A mulher de 20 anos, identificada apenas como KGM, entrou com uma ação judicial contra a empresa-mãe do Facebook e do Instagram, MetaPlatforms, e o Google da Alphabet, dono do YouTube. Ela diz que o design chamativo das plataformas a viciou desde muito jovem.
A KGM alegou que os aplicativos alimentaram sua depressão e pensamentos suicidas e está tentando responsabilizar as empresas. Uma decisão contra as empresas de tecnologia poderia abrir caminho para casos semelhantes nos tribunais estaduais e abalar a defesa legal de longa data da indústria nos EUA contra as reclamações dos consumidores. Google, Metta, TechTalk e Snap enfrentam milhares de processos na Califórnia
Espera-se que o CEO da MetaPlatforms, Mark Zuckerberg, seja chamado como testemunha no julgamento, que provavelmente se estenderá até março. Tektok e Snap fizeram um acordo com a GM antes do julgamento.

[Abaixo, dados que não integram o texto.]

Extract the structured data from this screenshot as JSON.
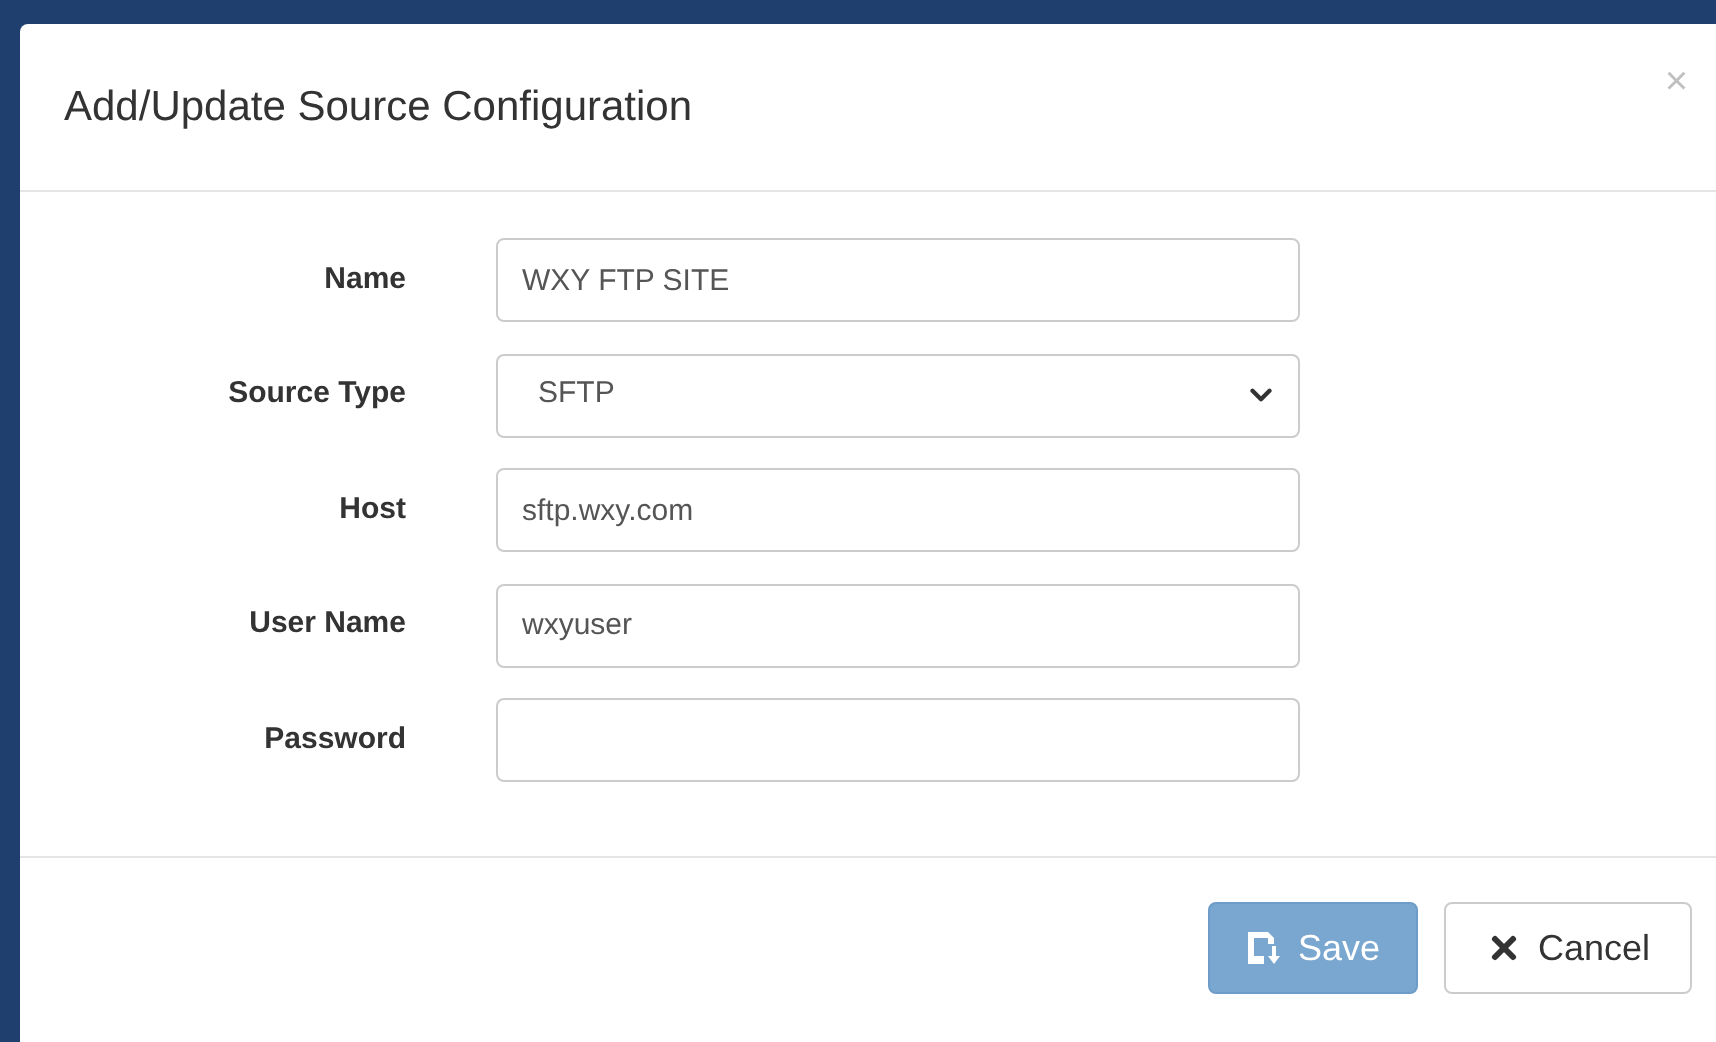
{
  "dialog": {
    "title": "Add/Update Source Configuration",
    "close": "×"
  },
  "fields": [
    {
      "label": "Name",
      "kind": "text",
      "value": "WXY FTP SITE"
    },
    {
      "label": "Source Type",
      "kind": "select",
      "value": "SFTP"
    },
    {
      "label": "Host",
      "kind": "text",
      "value": "sftp.wxy.com"
    },
    {
      "label": "User Name",
      "kind": "text",
      "value": "wxyuser"
    },
    {
      "label": "Password",
      "kind": "password"
    }
  ],
  "buttons": [
    {
      "label": "Save",
      "kind": "save",
      "disabled": true
    },
    {
      "label": "Cancel",
      "kind": "cancel",
      "disabled": false
    }
  ]
}
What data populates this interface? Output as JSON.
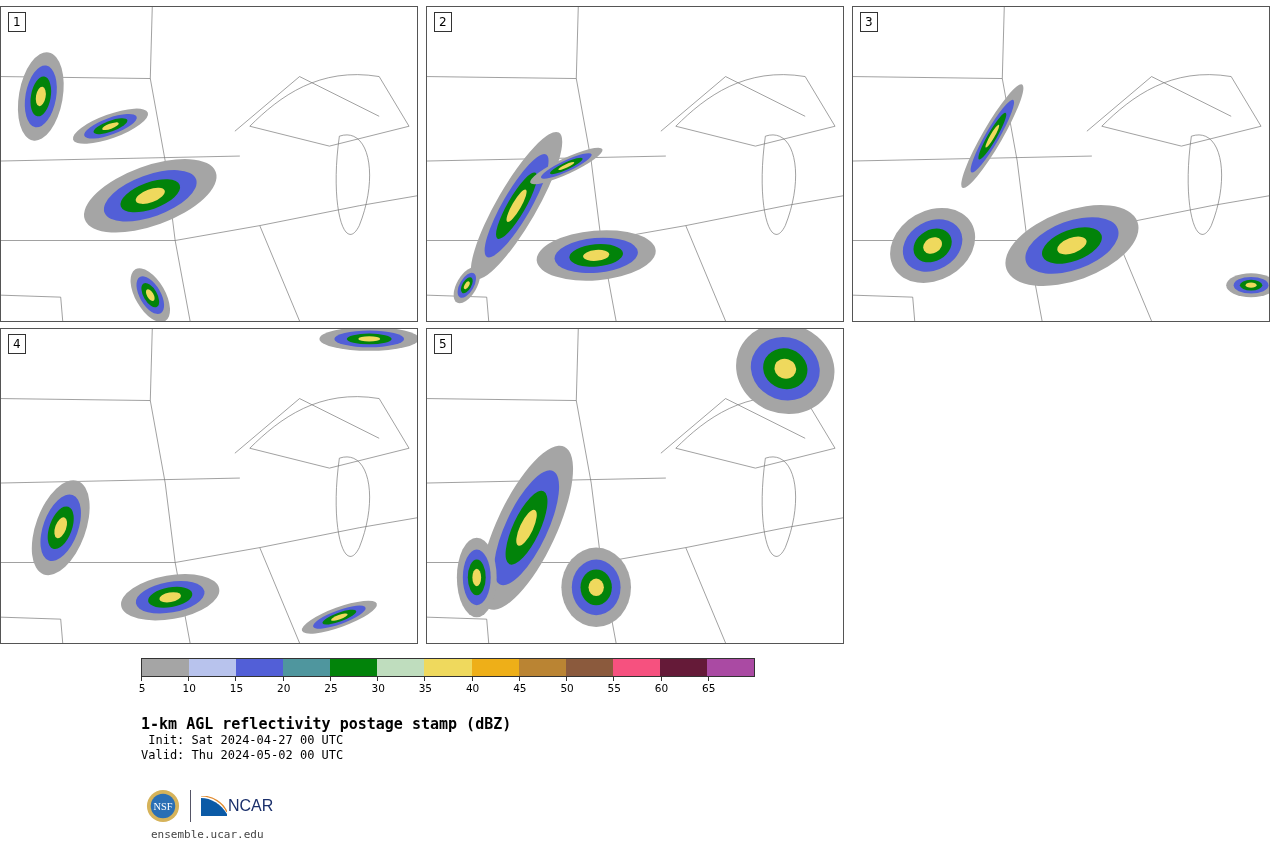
{
  "panels": [
    {
      "number": "1"
    },
    {
      "number": "2"
    },
    {
      "number": "3"
    },
    {
      "number": "4"
    },
    {
      "number": "5"
    }
  ],
  "colorbar": {
    "bins": [
      {
        "color": "#a5a5a5"
      },
      {
        "color": "#b8c3ed"
      },
      {
        "color": "#525fd7"
      },
      {
        "color": "#4f969e"
      },
      {
        "color": "#02830a"
      },
      {
        "color": "#bfddbe"
      },
      {
        "color": "#efd95d"
      },
      {
        "color": "#eeaf18"
      },
      {
        "color": "#ba8433"
      },
      {
        "color": "#8b5a3d"
      },
      {
        "color": "#f6517f"
      },
      {
        "color": "#651a38"
      },
      {
        "color": "#aa4aa3"
      }
    ],
    "ticks": [
      "5",
      "10",
      "15",
      "20",
      "25",
      "30",
      "35",
      "40",
      "45",
      "50",
      "55",
      "60",
      "65"
    ]
  },
  "title": "1-km AGL reflectivity postage stamp (dBZ)",
  "init": " Init: Sat 2024-04-27 00 UTC",
  "valid": "Valid: Thu 2024-05-02 00 UTC",
  "logos": {
    "nsf": "NSF",
    "ncar": "NCAR"
  },
  "footer": "ensemble.ucar.edu"
}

Os advogados da mulher pretendem mostrar que as empresas foram negligentes no design das suas aplicações, que não alertaram o público sobre os perigos e que as plataformas foram um fator substancial nos seus ferimentos. Se forem bem sucedidos, o júri considerará a possibilidade de conceder-lhe uma indemnização por danos morais, podendo também conceder indemnizações punitivas.
A Meta e o Google planejam se defender das acusações apontando outros fatores na vida da KGM, elogiando seu trabalho na segurança dos jovens e tentando se distanciar dos usuários que enviam conteúdo prejudicial.